Souray was a force offensively that year, scoring 26 goals and finishing second on the team with 64 points. Markov was blossoming into a terrific two-way player that was taking on huge minutes and playing all situations. Rivet was a steady, veteran presence who played a great defensive style.
Gainey elected to trade Rivet at the trade deadline to the San Jose Sharks. In return, the Habs added a young, unproved Josh Gorges on defence and a first round pick. That. is a difficult package to pass up, which is why Gainey pulled the trigger, even with the Habs in the middle of a playoff race that would ultimately see them fall two points short.
Of course, Gorges quickly became one of the Habs best defensive defencemen, playing huge minutes against opponent’s best players and being a mainstay on the penalty kill during his seven full seasons in Montreal.
The real asset in the trade was the first round pick the Habs received. The Sharks were really good in 2007, so it was going to be late in the first round, but that was still great value for a veteran, defensive guy like Rivet. Selecting Max Pacioretty with that pick just made this trade even better for the Habs.
Instead of having Rivet for the rest of that season and maybe getting into the first round of the playoffs, the Habs got seven years of top-four defensive production from Gorges and a decade of goal scoring from Pacioretty.
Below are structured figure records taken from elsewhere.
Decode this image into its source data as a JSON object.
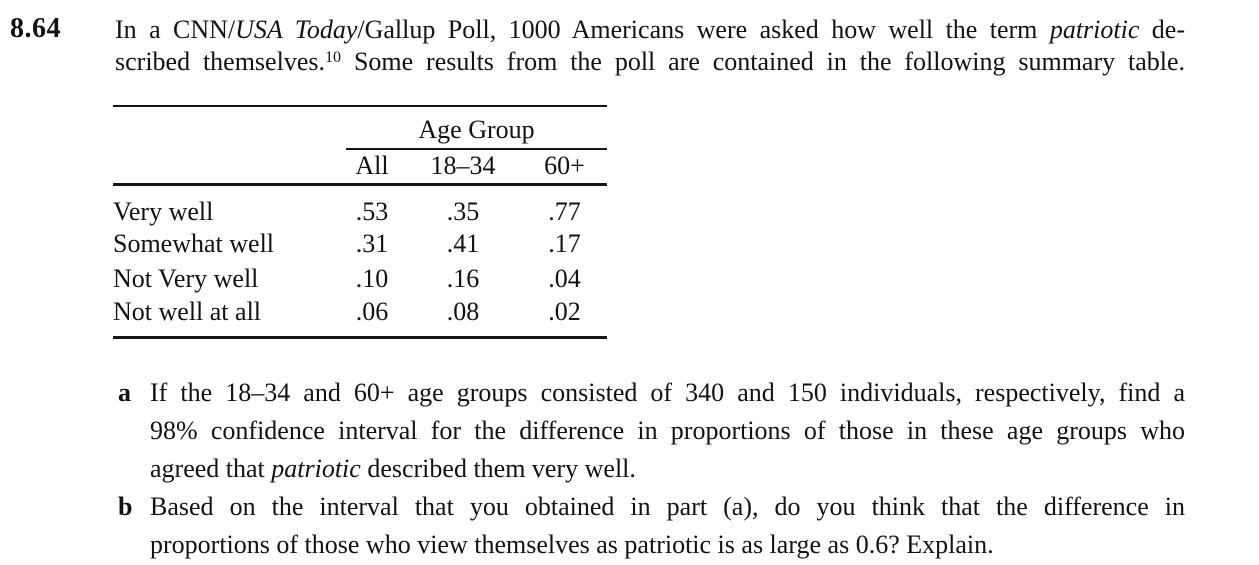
{
  "problem": {
    "number": "8.64",
    "intro_line1": {
      "t1": "In a CNN/",
      "i1": "USA Today",
      "t2": "/Gallup Poll, 1000 Americans were asked how well the term ",
      "i2": "patriotic",
      "t3": " de-"
    },
    "intro_line2": {
      "t1": "scribed themselves.",
      "sup": "10",
      "t2": " Some results from the poll are contained in the following summary table."
    }
  },
  "table": {
    "group_header": "Age Group",
    "columns": [
      "All",
      "18–34",
      "60+"
    ],
    "rows": [
      {
        "label": "Very well",
        "values": [
          ".53",
          ".35",
          ".77"
        ]
      },
      {
        "label": "Somewhat well",
        "values": [
          ".31",
          ".41",
          ".17"
        ]
      },
      {
        "label": "Not Very well",
        "values": [
          ".10",
          ".16",
          ".04"
        ]
      },
      {
        "label": "Not well at all",
        "values": [
          ".06",
          ".08",
          ".02"
        ]
      }
    ]
  },
  "parts": {
    "a": {
      "label": "a",
      "line1": "If the 18–34 and 60+ age groups consisted of 340 and 150 individuals, respectively, find a",
      "line2": "98% confidence interval for the difference in proportions of those in these age groups who",
      "line3": {
        "t1": "agreed that ",
        "i1": "patriotic",
        "t2": " described them very well."
      }
    },
    "b": {
      "label": "b",
      "line1": "Based on the interval that you obtained in part (a), do you think that the difference in",
      "line2": "proportions of those who view themselves as patriotic is as large as 0.6? Explain."
    }
  }
}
#1: Phillip Danault and a Second Round Pick for Dale Weise and Tomas Fleischmann
The Canadiens were a mess in 2015-16. Carey Price had won every award in the world the season previous, but he was injured early the following year and the team fell off a cliff. While losing every other game isn’t ideal, sometimes teams can move out a few veterans for younger pieces that can help in the future. That’s always the hope at least, though it rarely works out as hoped for the team selling veterans.
However, Bergevin made it work in 2016. It was his fourth season as general manager of the Habs after leaving the Chicago Blackhawks to take the job in Montreal. So, he clearly knew the Hawks organization well and had a pretty good idea who their prospects were in the pipeline.
The problem with the Habs losing in 2015-16, aside from all the losing of course, was that they didn’t have a lot of veterans on expiring deals to trade at the deadline. The only two players they had that were clearly on their way out the door were Dale Weise and Tomas Fleischmann.
Weise had often been used on the top line with Pacioretty but was far from a typical first line NHL player. He had 14 goals and 26 points in 56 games with the Habs that season as the deadline for trades drew close. The hard-nosed winger had been acquired from the Vancouver Canucks almost exactly two years earlier for Raphael Diaz.
Fleischmann was signed to a one-year contract with the Habs that year after accepting a professional tryout in training camp. He started the season really well, scoring 15 points in his first 22 games with the Habs while playing on the third line with Lars Eller. Then, he had five points in his next 35 games.
Bergevin traded both Weise and Fleischmann in a package to the Blackhawks for Phillip Danault and a second round pick. The pair of new Blackhawks combined for 34 games in Chicago that season and scored four goals and six points.
Bergevin made that pick more valuable by waiting a few years to take it. The trade was made in February 2016, but the pick wasn’t made until 2018. So, instead of the pick being a really late second round selection because the Hawks were awesome in 2016, it was a very early pick in 2018 because the Hawks dynasty had finally fallen back to earth at that point. This became a huge difference because the Habs drafted Alexander Romanov with that pick.
What makes this trade the best we have seen from the Habs in the last 20 years is the fact they gave up two veterans who were guaranteed to be leaving Montreal later that season anyway. in return they got Danault, who has turned into a terrific two-way centre and an early second round pick which eventually became Romanov.